Error analysis is a powerful tool in machine learning that we don’t talk about enough.
Every prediction model makes errors. The idea of error analysis is to analyze the pointwise errors and identify error patterns. If you find error patterns, it can help improve and debug the model and better understand uncertainty.
Error analysis recipe
The reason that people don’t talk much about error analysis is probably because it’s so simple. You need a trained model, test data, and a loss function, and follow these steps:
Get model predictions for the test data
Compute the pointwise errors between ground truth and test predictions
You now have a dataset with features and errors
Aggregate and visualize the errors.
For example, you can create a scatterplot with a feature on the x-axis and the errors on the y-axis.
If you have a spatial prediction task, you can look for regional patterns.
For temporal tasks, you can look at how errors evolve over time.
Detect error patterns. For example, you can fit another interpretable model, such as a decision tree, to predict the errors from the features and interpret the tree structure.
Identify the reason why some errors are larger than others. Reasons can be inherent uncertainty, problems with data collection, small sample sizes, missing data, problems with feature engineering, etc.

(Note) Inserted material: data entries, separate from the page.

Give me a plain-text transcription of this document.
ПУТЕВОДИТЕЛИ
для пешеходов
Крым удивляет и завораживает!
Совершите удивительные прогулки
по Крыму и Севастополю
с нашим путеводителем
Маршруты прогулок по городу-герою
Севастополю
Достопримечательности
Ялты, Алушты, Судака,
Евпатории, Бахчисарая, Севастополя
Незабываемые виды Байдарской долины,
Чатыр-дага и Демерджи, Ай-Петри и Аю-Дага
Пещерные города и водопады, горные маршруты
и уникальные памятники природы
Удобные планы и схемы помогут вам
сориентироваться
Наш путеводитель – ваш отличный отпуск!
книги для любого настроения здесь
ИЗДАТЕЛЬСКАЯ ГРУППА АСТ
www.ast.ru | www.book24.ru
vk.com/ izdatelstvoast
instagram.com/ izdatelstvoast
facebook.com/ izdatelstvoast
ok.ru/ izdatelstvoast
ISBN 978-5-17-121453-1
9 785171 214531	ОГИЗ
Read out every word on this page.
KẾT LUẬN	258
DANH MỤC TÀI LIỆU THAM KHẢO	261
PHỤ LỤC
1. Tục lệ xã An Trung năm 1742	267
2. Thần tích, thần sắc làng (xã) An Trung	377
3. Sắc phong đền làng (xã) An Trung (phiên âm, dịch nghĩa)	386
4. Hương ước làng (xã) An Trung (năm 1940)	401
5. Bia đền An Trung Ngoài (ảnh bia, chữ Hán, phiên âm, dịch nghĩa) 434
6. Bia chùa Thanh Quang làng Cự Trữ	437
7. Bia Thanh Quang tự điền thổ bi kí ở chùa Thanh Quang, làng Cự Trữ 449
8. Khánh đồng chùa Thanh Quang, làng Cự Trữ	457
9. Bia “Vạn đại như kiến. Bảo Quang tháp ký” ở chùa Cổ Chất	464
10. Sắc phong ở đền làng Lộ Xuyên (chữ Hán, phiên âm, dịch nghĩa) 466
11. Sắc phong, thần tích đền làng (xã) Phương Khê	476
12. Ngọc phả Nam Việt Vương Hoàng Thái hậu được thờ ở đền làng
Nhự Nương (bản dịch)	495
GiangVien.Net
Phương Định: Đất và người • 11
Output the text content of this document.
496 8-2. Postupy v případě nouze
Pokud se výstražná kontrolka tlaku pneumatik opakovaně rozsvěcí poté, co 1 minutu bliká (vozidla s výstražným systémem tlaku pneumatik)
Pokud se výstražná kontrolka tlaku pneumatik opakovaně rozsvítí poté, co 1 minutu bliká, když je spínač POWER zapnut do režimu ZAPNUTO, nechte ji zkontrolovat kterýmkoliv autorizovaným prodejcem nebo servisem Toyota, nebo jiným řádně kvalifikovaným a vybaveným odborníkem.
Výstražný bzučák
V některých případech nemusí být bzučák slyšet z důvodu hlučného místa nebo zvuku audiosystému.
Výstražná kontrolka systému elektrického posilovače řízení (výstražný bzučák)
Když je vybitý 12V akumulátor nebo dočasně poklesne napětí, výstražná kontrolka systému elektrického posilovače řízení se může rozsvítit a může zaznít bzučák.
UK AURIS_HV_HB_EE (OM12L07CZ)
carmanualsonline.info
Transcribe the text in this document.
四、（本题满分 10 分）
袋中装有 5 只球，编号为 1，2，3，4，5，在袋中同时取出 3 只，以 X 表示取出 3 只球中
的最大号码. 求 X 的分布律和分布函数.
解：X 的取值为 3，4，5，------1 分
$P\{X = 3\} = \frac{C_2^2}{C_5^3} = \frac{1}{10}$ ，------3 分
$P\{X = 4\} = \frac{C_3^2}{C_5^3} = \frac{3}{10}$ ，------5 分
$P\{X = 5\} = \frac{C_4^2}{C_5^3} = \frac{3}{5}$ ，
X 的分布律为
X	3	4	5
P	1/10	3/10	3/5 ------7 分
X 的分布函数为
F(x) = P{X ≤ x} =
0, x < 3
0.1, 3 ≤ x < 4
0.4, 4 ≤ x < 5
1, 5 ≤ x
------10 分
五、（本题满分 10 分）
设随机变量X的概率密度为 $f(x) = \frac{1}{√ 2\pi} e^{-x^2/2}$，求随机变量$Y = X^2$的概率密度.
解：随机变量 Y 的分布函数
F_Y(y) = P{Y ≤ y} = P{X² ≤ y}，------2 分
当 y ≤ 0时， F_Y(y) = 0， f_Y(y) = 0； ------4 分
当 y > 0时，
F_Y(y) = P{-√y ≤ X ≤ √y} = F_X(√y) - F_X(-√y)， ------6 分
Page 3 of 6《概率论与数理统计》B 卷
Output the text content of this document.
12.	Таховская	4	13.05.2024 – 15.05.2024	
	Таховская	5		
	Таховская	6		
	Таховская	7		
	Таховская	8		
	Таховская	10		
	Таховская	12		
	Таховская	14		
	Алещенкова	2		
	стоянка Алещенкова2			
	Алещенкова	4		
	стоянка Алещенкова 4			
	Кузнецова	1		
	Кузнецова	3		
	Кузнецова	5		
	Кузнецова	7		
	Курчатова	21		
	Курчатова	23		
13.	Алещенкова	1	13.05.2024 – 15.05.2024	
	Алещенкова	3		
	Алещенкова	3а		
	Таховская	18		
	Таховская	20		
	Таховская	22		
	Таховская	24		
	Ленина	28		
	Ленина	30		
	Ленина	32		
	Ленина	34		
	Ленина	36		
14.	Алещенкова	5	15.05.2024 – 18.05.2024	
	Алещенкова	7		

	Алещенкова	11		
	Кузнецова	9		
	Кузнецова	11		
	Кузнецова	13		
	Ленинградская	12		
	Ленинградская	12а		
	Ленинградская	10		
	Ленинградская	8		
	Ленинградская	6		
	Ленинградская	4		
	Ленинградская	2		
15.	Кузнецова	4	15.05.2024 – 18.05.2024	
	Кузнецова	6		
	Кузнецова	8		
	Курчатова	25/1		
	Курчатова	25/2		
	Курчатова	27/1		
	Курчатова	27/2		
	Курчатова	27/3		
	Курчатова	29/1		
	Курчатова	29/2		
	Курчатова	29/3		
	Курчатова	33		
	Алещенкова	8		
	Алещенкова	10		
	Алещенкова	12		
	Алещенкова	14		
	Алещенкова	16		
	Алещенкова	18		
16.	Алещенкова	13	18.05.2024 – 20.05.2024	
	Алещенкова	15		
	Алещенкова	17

Potentially fix the source of errors.
The loss function must be computed pointwise, like the squared error instead of the mean squared error. Or at least it needs to be computable for arbitrary groups of data.
This recipe is a very simplified version. In a real project, you may have multiple performance metrics, you might have a complicated validation setup where you have to integrate the error analysis (cause you don’t want to touch the final test data), you may have a large number of features to look at, and so on. Especially step 6, identifying the source of errors, requires a detective’s mind, and you need access to both domain expertise and ML expertise to figure out what’s going on.
Many names for error analysis
Another reason that error analysis isn’t more of a “thing” may be that it goes by many names and there are many overlapping approaches:
In classic statistical modeling, there is residual analysis. Residual analysis also looks at the model errors (the residuals) but has a different goal: to check whether the model assumptions hold. For example, whether the errors follow a Gaussian distribution (for the linear regression model).
Sometimes practitioners use performance analysis which is error analysis with a flipped sign.
Sometimes error analysis falls under the umbrella of model debugging
Sensitivity analysis is also a way in which you could frame error analysis.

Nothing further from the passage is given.